Положительно он чувствовал себя чем-то вроде благодетельной сводни: «Эту вдову я тебе приготовлю, когда у тебя почувствуется потребность», — писал он тому же приятелю.[256]
Григорович и через полвека вспоминает, как Панаев ухаживал за какой-то важной кокоткой и жаждал добиться взаимности.[257] С омерзением изображает Аполлон Григорьев в одном письме распутные отношения «Ваньки Панаева» к какой-то похабной Мине.[258]
А двадцатилетняя красавица-жена была оставлена без всякой защиты.
Грановский, присмотревшись к ее жизни, был поражен именно ее беззащитностью: «Если бы ты знала, как с нею обходятся! — писал он из Петербурга жене. — Некому защитить ее против самого нахального обидного волокитства со стороны приятелей дома».[259]

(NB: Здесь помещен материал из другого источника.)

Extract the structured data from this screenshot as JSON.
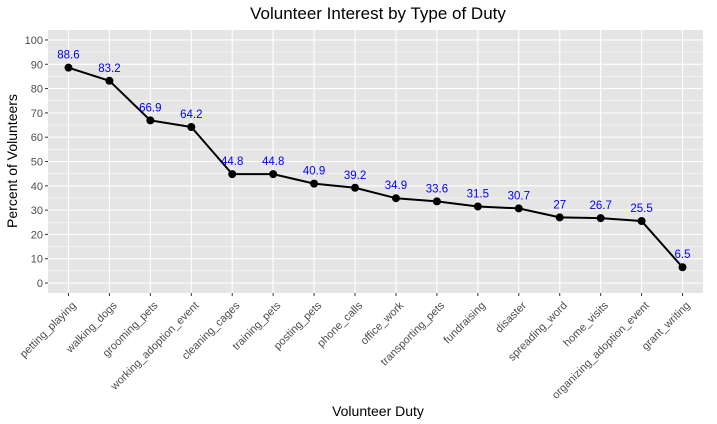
{
  "chart_data": {
    "type": "line",
    "title": "Volunteer Interest by Type of Duty",
    "xlabel": "Volunteer Duty",
    "ylabel": "Percent of Volunteers",
    "categories": [
      "petting_playing",
      "walking_dogs",
      "grooming_pets",
      "working_adoption_event",
      "cleaning_cages",
      "training_pets",
      "posting_pets",
      "phone_calls",
      "office_work",
      "transporting_pets",
      "fundraising",
      "disaster",
      "spreading_word",
      "home_visits",
      "organizing_adoption_event",
      "grant_writing"
    ],
    "values": [
      88.6,
      83.2,
      66.9,
      64.2,
      44.8,
      44.8,
      40.9,
      39.2,
      34.9,
      33.6,
      31.5,
      30.7,
      27,
      26.7,
      25.5,
      6.5
    ],
    "value_labels": [
      "88.6",
      "83.2",
      "66.9",
      "64.2",
      "44.8",
      "44.8",
      "40.9",
      "39.2",
      "34.9",
      "33.6",
      "31.5",
      "30.7",
      "27",
      "26.7",
      "25.5",
      "6.5"
    ],
    "ylim": [
      -4.1,
      104.1
    ],
    "yticks": [
      0,
      10,
      20,
      30,
      40,
      50,
      60,
      70,
      80,
      90,
      100
    ],
    "ytick_labels": [
      "0",
      "10",
      "20",
      "30",
      "40",
      "50",
      "60",
      "70",
      "80",
      "90",
      "100"
    ],
    "grid": true,
    "colors": {
      "panel": "#e5e5e5",
      "grid": "#ffffff",
      "line": "#000000",
      "point": "#000000",
      "data_label": "#0000ff",
      "tick_label": "#4d4d4d"
    }
  }
}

К душевным влечениям жены он не выказывал никакого внимания. У нее, например, только что скончалась сестра, ей хочется остаться при детях покойницы, а он тянет ее насильно в Москву.
«Ему хочется во что бы то ни стало поразить Павлова и Шевырева своими штанами, которых нашил для этого целую дюжину, — возмущался им Белинский. — А для штанов дети Краевского должны быть без присмотра… Не знаю, достанет ли у него духу везти ее против воли. Он будет поражать московских литераторов своими штанами, рассказывать им старые анекдоты о Булгарине и вообще удовлетворять своей бабьей страсти к сплетням литературным, а жену оставлять с тобой и Языковым, что не совсем ловко.»